The malicious actor then exploits the opportunity and generates a profit at the direct expense of regular users. In obsessing over the specific tool used during the exploit, our industry is overlooking the real lesson from these attacks: DeFi protocols relying on price oracles that fetch data from just a single trading venue can be compromised by actors with large amounts of money.
These are oracle attacks, with attack vectors that have not only been predicted, but also have already happened before. The focus on flash loans distracts us from a bigger issue that DeFi protocols with hundreds of millions and sometimes upward of $1 billion TVL still rely on single exchanges for their price feed oracle. As we’ve seen, a single exchange can be subjected to a wide variety of volume shifts and whale manipulation. The consequences for another protocol that relies on a centralized price feed are clear.
Today, numerous top DeFi dApps by TVL use decentralized networks of oracles that account for volume and liquidity differences across multiple exchanges asynchronously and across multiple different transactions, making them impervious to flash loan-funded manipulation. As more users are attracted to the financial accessibility and opportunity of this ecosystem, and as DeFi protocols absorb more value from global markets, it is incumbent upon the maintainers of these protocols to adopt decentralized oracle solutions that protect users from what are, by now, well-understood, preventable attacks.
So the next time you hear the phrase “flash loan attack,” think twice.
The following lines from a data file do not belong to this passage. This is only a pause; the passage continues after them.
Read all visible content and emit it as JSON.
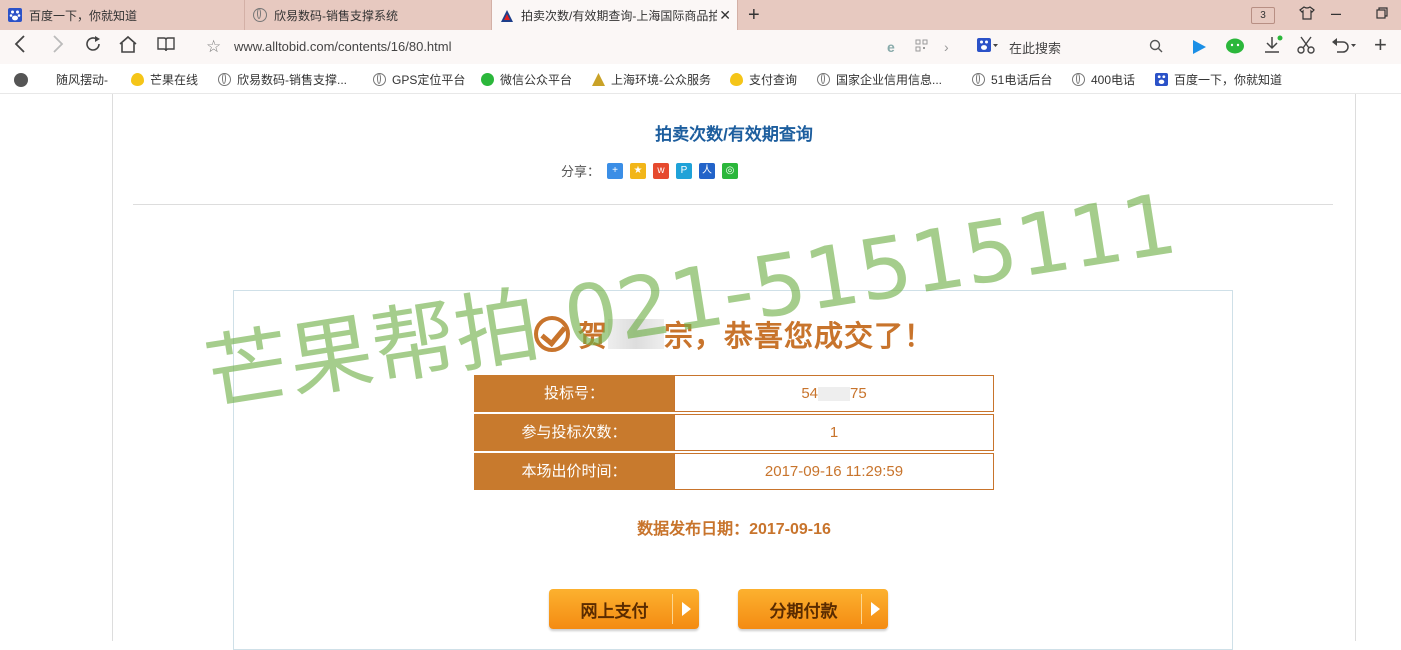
{
  "tabs": [
    {
      "label": "百度一下，你就知道",
      "icon": "baidu-paw-icon",
      "active": false
    },
    {
      "label": "欣易数码-销售支撑系统",
      "icon": "globe-icon",
      "active": false
    },
    {
      "label": "拍卖次数/有效期查询-上海国际商品拍",
      "icon": "alltobid-logo-icon",
      "active": true
    }
  ],
  "tab_count": "3",
  "address": {
    "url": "www.alltobid.com/contents/16/80.html",
    "search_placeholder": "在此搜索"
  },
  "bookmarks": [
    {
      "label": "随风摆动-",
      "icon": "avatar-icon"
    },
    {
      "label": "芒果在线",
      "icon": "mango-icon"
    },
    {
      "label": "欣易数码-销售支撑...",
      "icon": "globe-icon"
    },
    {
      "label": "GPS定位平台",
      "icon": "globe-icon"
    },
    {
      "label": "微信公众平台",
      "icon": "wechat-icon"
    },
    {
      "label": "上海环境-公众服务",
      "icon": "shanghai-env-icon"
    },
    {
      "label": "支付查询",
      "icon": "mango-icon"
    },
    {
      "label": "国家企业信用信息...",
      "icon": "globe-icon"
    },
    {
      "label": "51电话后台",
      "icon": "globe-icon"
    },
    {
      "label": "400电话",
      "icon": "globe-icon"
    },
    {
      "label": "百度一下，你就知道",
      "icon": "baidu-paw-icon"
    }
  ],
  "page": {
    "title": "拍卖次数/有效期查询",
    "share_label": "分享：",
    "congrats_prefix": "贺",
    "congrats_suffix": "宗，恭喜您成交了！",
    "rows": [
      {
        "label": "投标号：",
        "value_prefix": "54",
        "value_suffix": "75"
      },
      {
        "label": "参与投标次数：",
        "value": "1"
      },
      {
        "label": "本场出价时间：",
        "value": "2017-09-16 11:29:59"
      }
    ],
    "publish_date": "数据发布日期：2017-09-16",
    "buttons": {
      "online_pay": "网上支付",
      "installment": "分期付款"
    }
  },
  "watermark": "芒果帮拍 021-51515111",
  "colors": {
    "accent": "#c8742c",
    "title_blue": "#1d5e9e",
    "tabbar": "#e7c9c0",
    "watermark": "#6eaf46"
  }
}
The flash loan was likely used to target a specific vulnerability in the system: a price oracle without market coverage. The oracle is supposed to be a protocol’s definitive source of truth – about the price of an asset, about the state of a market. As we’ve seen, whoever can manipulate that source stands to gain tremendously. The truth behind flash loan attacks: They’re funded by flash loans, but they’re price oracle attacks.